CCGs and WPCs via the medium of OAs
As I was eating lunch this afternoon, I spotted a conversation between @JoeReddington and @MySociety whizz past in Tweetdeck. I traced the conversation back to the beginning and found this request for data:
I'm looking for a dataset that shows which UK constituencies are in which NHS trust areas. Anyone?
— retired account (@retired10072015) September 14, 2014
I’ve been doing a lot of playing with geographic data recently while preparing to release a site making it easier to get GeoJSON boundaries of various areas in the UK. As a result, I’ve become pretty familiar with the Office of National Statistics Geography portal, and the data available there. I figured it must be pretty simple to hack something together to provide the data Joseph was looking for, so I took a few minutes out of lunch to see if I could help.
Checking the lookup tables at the ONS, it was clear that unfortunately there was no simple ‘NHS Trust to Parliamentary Constituency’ lookup table. However, there were two separate lookups involving Output Areas (OAs). One allows you to lookup which Parliamentary Constituency (WPC) an OA belongs to. The other allows you to lookup which NHS Clinical Commissioning Group (CCG) an OA belongs to. Clearly, all that’s required to link the two together is a bit of quick scripting to tie them both together via the Output Areas.
First, let’s create a dictionary with an entry for each CCG. For each CCG we’ll store it’s ID, name, and a set of OAs contained within. We’ll also add an empty set for the WPCs contained within the CCG:
import csv
from collections import defaultdict
data = {}
# extract information about clinical commissioning groups
with open('OA11_CCG13_NHSAT_NHSCR_EN_LU.csv', 'r') as oa_to_cgc_file:
reader = csv.DictReader(oa_to_cgc_file)
for row in reader:
if not data.get(row['CCG13CD']):
data[row['CCG13CD']] = {'CCG13CD': row['CCG13CD'], 'CCG13NM': row['CCG13NM'], 'PCON11CD list': set(), 'PCON11NM list': set(), 'OA11CD list': set(),}
data[row['CCG13CD']]['OA11CD list'].add(row['OA11CD'])
Next we create a lookup table that allows us to convert from OA to WPC:
# extract information for output area to constituency lookup
oas = {}
pcon_nm = {}
with open('OA11_PCON11_EER11_EW_LU.csv', 'r') as oa_to_pcon_file:
reader = csv.DictReader(oa_to_pcon_file)
for row in reader:
oas[row['OA11CD']] = row['PCON11CD']
pcon_nm[row['PCON11CD']] = row['PCON11NM']
As the almost last step we go through the CCGs, and for each one we go through the list of OAs it covers, and lookup the WPC each OA belongs to:
# go through all the ccgs and lookup pcons from oas
for ccg, d in data.iteritems():
for oa in d['OA11CD list']:
d['PCON11CD list'].add(oas[oa])
d['PCON11NM list'].add(pcon_nm[oas[oa]])
del d['OA11CD list']
Finally we just need to output the data:
for d in data.values():
d['PCON11CD list'] = ';'.join(d['PCON11CD list'])
d['PCON11NM list'] = ';'.join(d['PCON11NM list'])
with open('output.csv', 'w') as out_file:
writer = csv.DictWriter(out_file, ['CCG13CD', 'CCG13NM', 'PCON11CD list', 'PCON11NM list'])
writer.writeheader()
writer.writerows(data.values())
Run the script, and we get a nice CSV with one row for each CCG, each row containing a list of the WPC ids and names the CCG covers.
Of course, this data only covers England (as CCGs are a division in NHS England).
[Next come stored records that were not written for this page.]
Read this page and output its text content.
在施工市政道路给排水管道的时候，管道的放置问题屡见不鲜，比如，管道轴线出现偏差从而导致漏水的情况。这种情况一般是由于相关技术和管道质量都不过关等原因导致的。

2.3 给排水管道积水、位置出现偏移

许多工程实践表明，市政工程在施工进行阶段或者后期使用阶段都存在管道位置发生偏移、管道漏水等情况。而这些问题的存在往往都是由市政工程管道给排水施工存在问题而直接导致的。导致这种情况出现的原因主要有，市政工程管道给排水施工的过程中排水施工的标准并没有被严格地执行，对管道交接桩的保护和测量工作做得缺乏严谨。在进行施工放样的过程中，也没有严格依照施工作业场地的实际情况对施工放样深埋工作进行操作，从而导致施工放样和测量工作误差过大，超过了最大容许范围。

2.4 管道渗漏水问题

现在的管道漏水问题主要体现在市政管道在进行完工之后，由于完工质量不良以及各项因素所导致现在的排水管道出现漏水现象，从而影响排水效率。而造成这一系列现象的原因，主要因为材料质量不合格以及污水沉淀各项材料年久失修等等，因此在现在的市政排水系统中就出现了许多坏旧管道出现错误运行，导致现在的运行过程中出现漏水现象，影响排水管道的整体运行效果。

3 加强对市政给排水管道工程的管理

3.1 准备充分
Although there don’t seem to be lookups for OAs to Health Boards in Scotland, or from OAs to Local Health Boards in Wales, it should still be possible to do something similar for these countries using Parliamentary Wards as the intermediate geography, as lookups for Wards to Health Boards and Local Health Boards are available. It’s also not immediately clear how well the boundaries for CCGs and WPCs match up, that would require further investigation, depending on what the lookup is to be used for.
All the code, input and output for this task is available on my github page.